Michelle Tedford October 08, 2020

Relationships are the best medicine.

All my high school guidance counselor told me of the University of Dayton was Flyer football and a nearby bar where you could throw peanut shells on the floor. “You should go,” she said. (I was 17.)

She didn’t know the name of the bar. I would learn, years later, it was Kramer’s.

She also mentioned a course on Christian marriage with a great professor. “You should take his class,” she said.

She didn’t know the name of the professor. When I saw the course had seats open, I signed up.

Father Burns teaching class.I would learn, partway into the semester, that it was Burns.

I had signed up for Roberts.

It was a good class, and I thank professor Bill Roberts for the lessons learned there. But I missed out on Burns.

I missed out on the way Father Norbert Burns, S.M. ’45, shared a personal welcome with each of his students, and the energy he brought to each class and counseling session. I’ve heard these stories countless times from appreciative alumni. But I was fortunate to have known him in other ways.

Father Burns was close with my father-in-law, professor emeritus William Anderson. In the 19 years I’ve worked at UD, Father Burns never once missed an opportunity to acknowledge the Andersons and send love their way through me. After each new issue of the magazine, my phone would ring, and Father Burns would be on the other end offering congratulations. He’d send me notes about stories to cover — like his 90th birthday party. Whenever we met in person, he would first raise both hands to the heavens as I’d seen him do in Mass so many times, then reach out and grasp and hug and listen. Father Burns died Aug. 28 at the age of 96 (see story, Page 14).

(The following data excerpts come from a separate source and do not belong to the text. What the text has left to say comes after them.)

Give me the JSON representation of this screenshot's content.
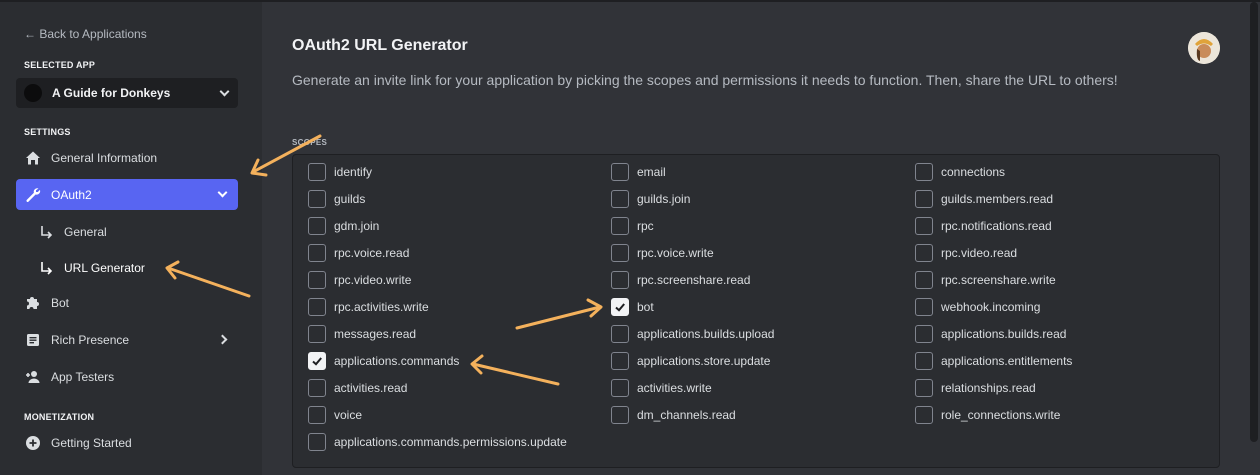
{
  "sidebar": {
    "back_label": "← Back to Applications",
    "selected_app_label": "SELECTED APP",
    "app_name": "A Guide for Donkeys",
    "settings_label": "SETTINGS",
    "monetization_label": "MONETIZATION",
    "items": [
      {
        "label": "General Information",
        "icon": "home-icon"
      },
      {
        "label": "OAuth2",
        "icon": "wrench-icon",
        "active": true
      },
      {
        "label": "General",
        "icon": "sub-arrow-icon"
      },
      {
        "label": "URL Generator",
        "icon": "sub-arrow-icon",
        "active": true
      },
      {
        "label": "Bot",
        "icon": "puzzle-icon"
      },
      {
        "label": "Rich Presence",
        "icon": "document-icon"
      },
      {
        "label": "App Testers",
        "icon": "user-plus-icon"
      },
      {
        "label": "Getting Started",
        "icon": "plus-circle-icon"
      }
    ]
  },
  "main": {
    "title": "OAuth2 URL Generator",
    "description": "Generate an invite link for your application by picking the scopes and permissions it needs to function. Then, share the URL to others!",
    "scopes_label": "SCOPES",
    "scopes": [
      {
        "label": "identify",
        "checked": false
      },
      {
        "label": "email",
        "checked": false
      },
      {
        "label": "connections",
        "checked": false
      },
      {
        "label": "guilds",
        "checked": false
      },
      {
        "label": "guilds.join",
        "checked": false
      },
      {
        "label": "guilds.members.read",
        "checked": false
      },
      {
        "label": "gdm.join",
        "checked": false
      },
      {
        "label": "rpc",
        "checked": false
      },
      {
        "label": "rpc.notifications.read",
        "checked": false
      },
      {
        "label": "rpc.voice.read",
        "checked": false
      },
      {
        "label": "rpc.voice.write",
        "checked": false
      },
      {
        "label": "rpc.video.read",
        "checked": false
      },
      {
        "label": "rpc.video.write",
        "checked": false
      },
      {
        "label": "rpc.screenshare.read",
        "checked": false
      },
      {
        "label": "rpc.screenshare.write",
        "checked": false
      },
      {
        "label": "rpc.activities.write",
        "checked": false
      },
      {
        "label": "bot",
        "checked": true
      },
      {
        "label": "webhook.incoming",
        "checked": false
      },
      {
        "label": "messages.read",
        "checked": false
      },
      {
        "label": "applications.builds.upload",
        "checked": false
      },
      {
        "label": "applications.builds.read",
        "checked": false
      },
      {
        "label": "applications.commands",
        "checked": true
      },
      {
        "label": "applications.store.update",
        "checked": false
      },
      {
        "label": "applications.entitlements",
        "checked": false
      },
      {
        "label": "activities.read",
        "checked": false
      },
      {
        "label": "activities.write",
        "checked": false
      },
      {
        "label": "relationships.read",
        "checked": false
      },
      {
        "label": "voice",
        "checked": false
      },
      {
        "label": "dm_channels.read",
        "checked": false
      },
      {
        "label": "role_connections.write",
        "checked": false
      },
      {
        "label": "applications.commands.permissions.update",
        "checked": false
      }
    ]
  },
  "colors": {
    "accent": "#5865f2",
    "annotation_arrow": "#f4b15c",
    "background": "#313338",
    "sidebar": "#2b2d31"
  }
}
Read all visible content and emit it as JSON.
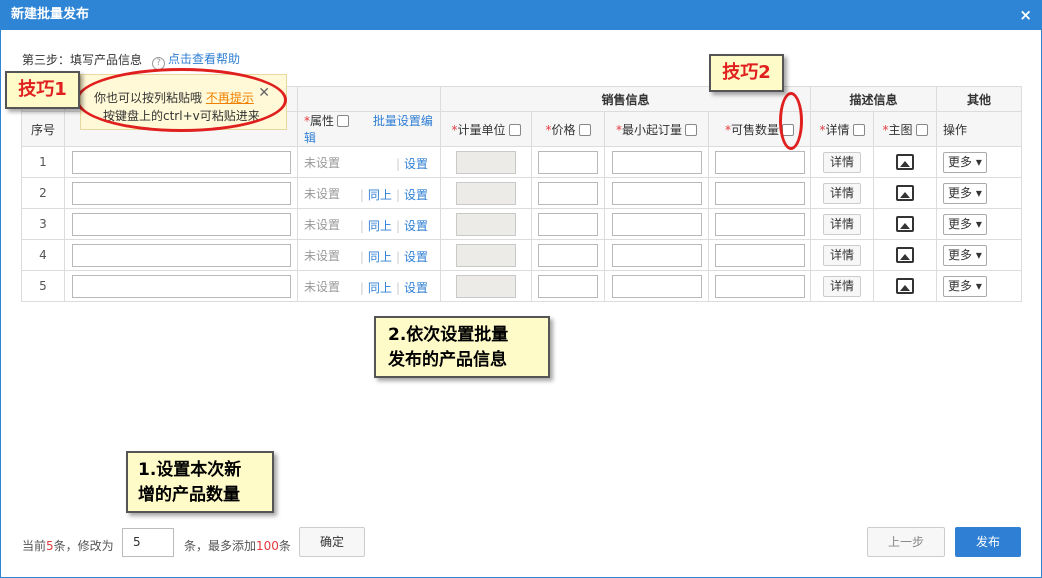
{
  "window": {
    "title": "新建批量发布",
    "close": "×"
  },
  "step": {
    "label": "第三步：填写产品信息",
    "help": "点击查看帮助",
    "help_icon": "?"
  },
  "table": {
    "group_headers": {
      "sales": "销售信息",
      "desc": "描述信息",
      "other": "其他"
    },
    "cols": {
      "index": "序号",
      "attr": "属性",
      "batch_edit": "批量设置编辑",
      "unit": "计量单位",
      "price": "价格",
      "min_order": "最小起订量",
      "stock": "可售数量",
      "detail": "详情",
      "main_img": "主图",
      "op": "操作"
    },
    "rows": [
      {
        "index": "1"
      },
      {
        "index": "2"
      },
      {
        "index": "3"
      },
      {
        "index": "4"
      },
      {
        "index": "5"
      }
    ],
    "cell": {
      "unset": "未设置",
      "same_above": "同上",
      "set": "设置",
      "detail_btn": "详情",
      "more_btn": "更多"
    }
  },
  "tooltip": {
    "line1": "你也可以按列粘贴哦",
    "no_remind": "不再提示",
    "line2": "按键盘上的ctrl+v可粘贴进来",
    "close": "✕"
  },
  "annotations": {
    "tip1": "技巧1",
    "tip2": "技巧2",
    "note2_l1": "2.依次设置批量",
    "note2_l2": "发布的产品信息",
    "note1_l1": "1.设置本次新",
    "note1_l2": "增的产品数量"
  },
  "footer": {
    "current_prefix": "当前",
    "current_count": "5",
    "current_suffix": "条，修改为",
    "count_value": "5",
    "max_prefix": "条，最多添加",
    "max_count": "100",
    "max_suffix": "条",
    "confirm": "确定",
    "prev": "上一步",
    "publish": "发布"
  }
}
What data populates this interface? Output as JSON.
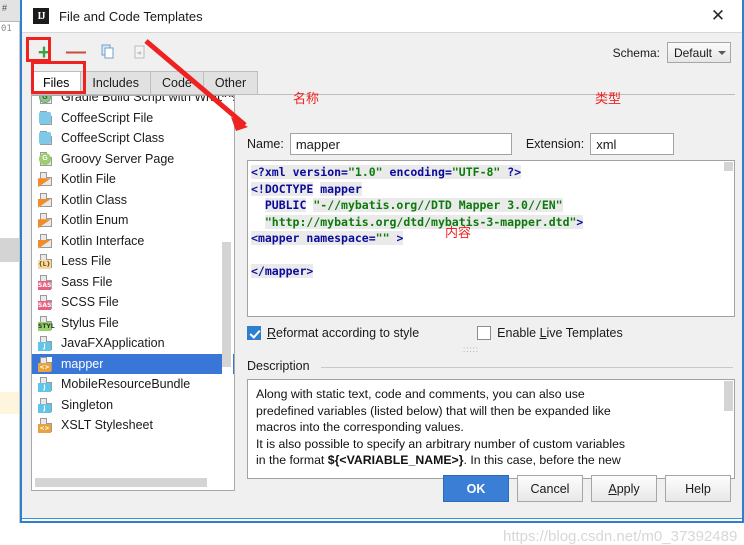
{
  "background": {
    "tab_label": "#",
    "line_number": "01"
  },
  "window": {
    "title": "File and Code Templates",
    "app_icon": "intellij-idea-icon",
    "close_icon": "close-icon"
  },
  "toolbar": {
    "add_label": "+",
    "remove_label": "—",
    "copy_icon": "copy-icon",
    "reset_icon": "reset-icon",
    "schema_label": "Schema:",
    "schema_value": "Default"
  },
  "tabs": [
    {
      "label": "Files",
      "active": true
    },
    {
      "label": "Includes",
      "active": false
    },
    {
      "label": "Code",
      "active": false
    },
    {
      "label": "Other",
      "active": false
    }
  ],
  "template_list": {
    "items": [
      {
        "label": "Gradle Build Script with Wrapper",
        "icon": "gradle-file-icon",
        "badge": "G",
        "badge_class": "badge-circle b-gradle",
        "selected": false
      },
      {
        "label": "CoffeeScript File",
        "icon": "coffeescript-file-icon",
        "badge": "",
        "badge_class": "badge-circle b-coffee",
        "selected": false
      },
      {
        "label": "CoffeeScript Class",
        "icon": "coffeescript-class-icon",
        "badge": "",
        "badge_class": "badge-circle b-coffee",
        "selected": false
      },
      {
        "label": "Groovy Server Page",
        "icon": "groovy-file-icon",
        "badge": "G",
        "badge_class": "badge-circle b-groovy",
        "selected": false
      },
      {
        "label": "Kotlin File",
        "icon": "kotlin-file-icon",
        "badge": "",
        "badge_class": "badge b-kotlin",
        "selected": false
      },
      {
        "label": "Kotlin Class",
        "icon": "kotlin-class-icon",
        "badge": "",
        "badge_class": "badge b-kotlin",
        "selected": false
      },
      {
        "label": "Kotlin Enum",
        "icon": "kotlin-enum-icon",
        "badge": "",
        "badge_class": "badge b-kotlin",
        "selected": false
      },
      {
        "label": "Kotlin Interface",
        "icon": "kotlin-interface-icon",
        "badge": "",
        "badge_class": "badge b-kotlin",
        "selected": false
      },
      {
        "label": "Less File",
        "icon": "less-file-icon",
        "badge": "{L}",
        "badge_class": "badge b-less",
        "selected": false
      },
      {
        "label": "Sass File",
        "icon": "sass-file-icon",
        "badge": "SASS",
        "badge_class": "badge b-sass",
        "selected": false
      },
      {
        "label": "SCSS File",
        "icon": "scss-file-icon",
        "badge": "SASS",
        "badge_class": "badge b-sass",
        "selected": false
      },
      {
        "label": "Stylus File",
        "icon": "stylus-file-icon",
        "badge": "STYL",
        "badge_class": "badge b-stylus",
        "selected": false
      },
      {
        "label": "JavaFXApplication",
        "icon": "java-file-icon",
        "badge": "J",
        "badge_class": "badge b-java",
        "selected": false
      },
      {
        "label": "mapper",
        "icon": "xml-file-icon",
        "badge": "<>",
        "badge_class": "badge b-xml",
        "selected": true
      },
      {
        "label": "MobileResourceBundle",
        "icon": "java-file-icon",
        "badge": "J",
        "badge_class": "badge b-java",
        "selected": false
      },
      {
        "label": "Singleton",
        "icon": "java-file-icon",
        "badge": "J",
        "badge_class": "badge b-java",
        "selected": false
      },
      {
        "label": "XSLT Stylesheet",
        "icon": "xml-file-icon",
        "badge": "<>",
        "badge_class": "badge b-xml",
        "selected": false
      }
    ]
  },
  "form": {
    "name_label": "Name:",
    "name_value": "mapper",
    "extension_label": "Extension:",
    "extension_value": "xml"
  },
  "editor": {
    "lines": [
      "<?xml version=\"1.0\" encoding=\"UTF-8\" ?>",
      "<!DOCTYPE mapper",
      "  PUBLIC \"-//mybatis.org//DTD Mapper 3.0//EN\"",
      "  \"http://mybatis.org/dtd/mybatis-3-mapper.dtd\">",
      "<mapper namespace=\"\" >",
      "",
      "</mapper>"
    ]
  },
  "options": {
    "reformat_label": "Reformat according to style",
    "reformat_checked": true,
    "live_templates_label": "Enable Live Templates",
    "live_templates_checked": false
  },
  "description": {
    "title": "Description",
    "text_line1": "Along with static text, code and comments, you can also use",
    "text_line2": "predefined variables (listed below) that will then be expanded like",
    "text_line3": "macros into the corresponding values.",
    "text_line4": "It is also possible to specify an arbitrary number of custom variables",
    "text_line5_pre": "in the format ",
    "text_line5_bold": "${<VARIABLE_NAME>}",
    "text_line5_post": ". In this case, before the new"
  },
  "buttons": [
    {
      "label": "OK",
      "primary": true
    },
    {
      "label": "Cancel",
      "primary": false
    },
    {
      "label": "Apply",
      "primary": false
    },
    {
      "label": "Help",
      "primary": false
    }
  ],
  "annotations": {
    "name_label": "名称",
    "type_label": "类型",
    "content_label": "内容",
    "color": "#ee2222"
  },
  "watermark": {
    "text": "https://blog.csdn.net/m0_37392489"
  }
}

I find myself missing so much this season.

Jillian Parker, a visual arts senior and daughter of my UD housemate and dear friend, was killed Aug. 29 while riding her bicycle on a beautiful late summer day when sun shines with unending brilliance through the rustling corn. She was a spark, a bright light to so many of us, a multitalented and creative soul that burned with a passion to help others. She was 21. When I think of her, my head fills with clouds and I ache for those who also love Jill.

In this issue of Class Notes, we share several letters from Flyers who express their sorrow at the death of a housemate or classmate, and their joy for having had the opportunity to know and love such extraordinary humans.

When we started at UD, we did not know the names of professors who would shape us or the classes that would inspire us. We had yet to meet the people we would grow with and become close to.

“I see people as God’s gift to me.”

When he retired from teaching in 2007, Burns shared with the magazine his six keys for forming Marianist community, one of which is, “I see people as God’s gift to me.”

As this year continues to test us in unforeseen ways, it is the people in our lives — these gifts to us — that keep us strong and smiling. These friendships will outlast time and pandemic and tragedy, and for that we give thanks.